Она нежно касалась рукой его рта, и он на мгновение прижимал ее пальцы к губам.
Глава 51
После нескольких тихих дней бешеный ураган вдруг прилетел с юга. Дикие порывы ветра швыряли дождь в окно, словно пригоршню камней, хлестали по кронам деревьев и нещадно секли озерную гладь, покрывая ее мутною пеной.
С переменой погоды кончился и краткий период начавшегося улучшения в здоровье Джэн. Началось то, о чем предупреждал его доктор Хейг, — начались разнообразные нарушения функций организма, к которым он уже привык, работая в палате. Но ни предостережения доктора, ни работа в палате не могли подготовить его к перемене, происходившей сейчас в Джэн.
Он наблюдал страдания мужчин в двадцать первой палате со стороны, сейчас же ему казалось, будто страдает его собственная плоть, словно у него самого ломит кости, словно это его пульс вдруг учащается, пропадает и снова начинает бешено стучать, словно это его легким не хватает воздуха, словно это у него сдавливает и болит горло. И, прижимая к себе Джэн, раздираемую приступом кашля, он словно терзался от собственной муки.

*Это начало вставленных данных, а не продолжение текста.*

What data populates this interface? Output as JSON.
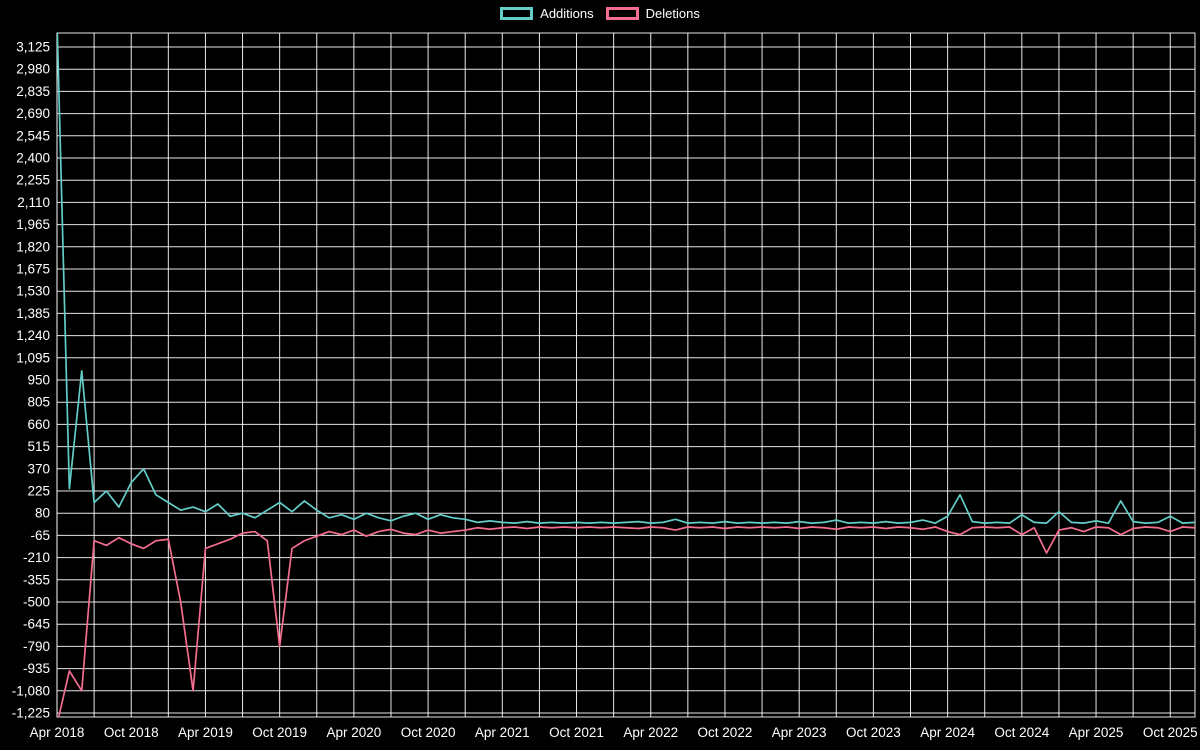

Иногда ее сердце, трепыхавшееся слабо-слабо, как у птицы, вдруг останавливалось совсем, и тогда у него тоже на мгновение замирало дыхание; но потом сердце ее начинало биться снова. Ночи и дни слились, он уже не различал их. Словно все свелось к одной нескончаемой процедуре умывания — он обмывал хрупкое тело Джэн, и казалось, что плоть ее таяла с каждым часом у него на глазах, и остались только кости да обтягивавшая их кожа. Благословенное облегчение давал им обоим лишь укол. С неистово колотившимся сердцем он ждал, когда кусочки таблетки разойдутся в кипяченой воде и он сможет наконец наполнить раствором шприц. Потом он сжимал пальцами ее мягкое нежное предплечье и с горечью думал, что ни любовь, ни забота — ничто в мире не может облегчить сейчас ее муки: только лекарство.
Вначале Джэн не разрешала ему забрать себя с веранды в дом. Но когда южный ветер сменился юго-западным и порывы его, обратившие озеро в миниатюрное подобие бурного моря, стали залетать на веранду, Барт перенес ее в спальню, и она больше не возражала. В жизни ей оставалась теперь лишь отчаянная борьба с удушьем, но в минуты, когда, успокоенная лекарством, но не усыпленная им, Джэн затихала, Барт брал ее руку в свои, и оба ощущали, как поток чувства устремляется от сердца к сердцу, и чувство это было гораздо сильнее того, что испытывали они в пору, когда, беззаботные юные любовники, они приехали сюда впервые.
Большую часть времени она молчала, ей было тяжело говорить. Она лежала молча, и Барт рассказывал ей об эпизодах его и их жизни, начиная с того дня, когда он впервые встретил ее.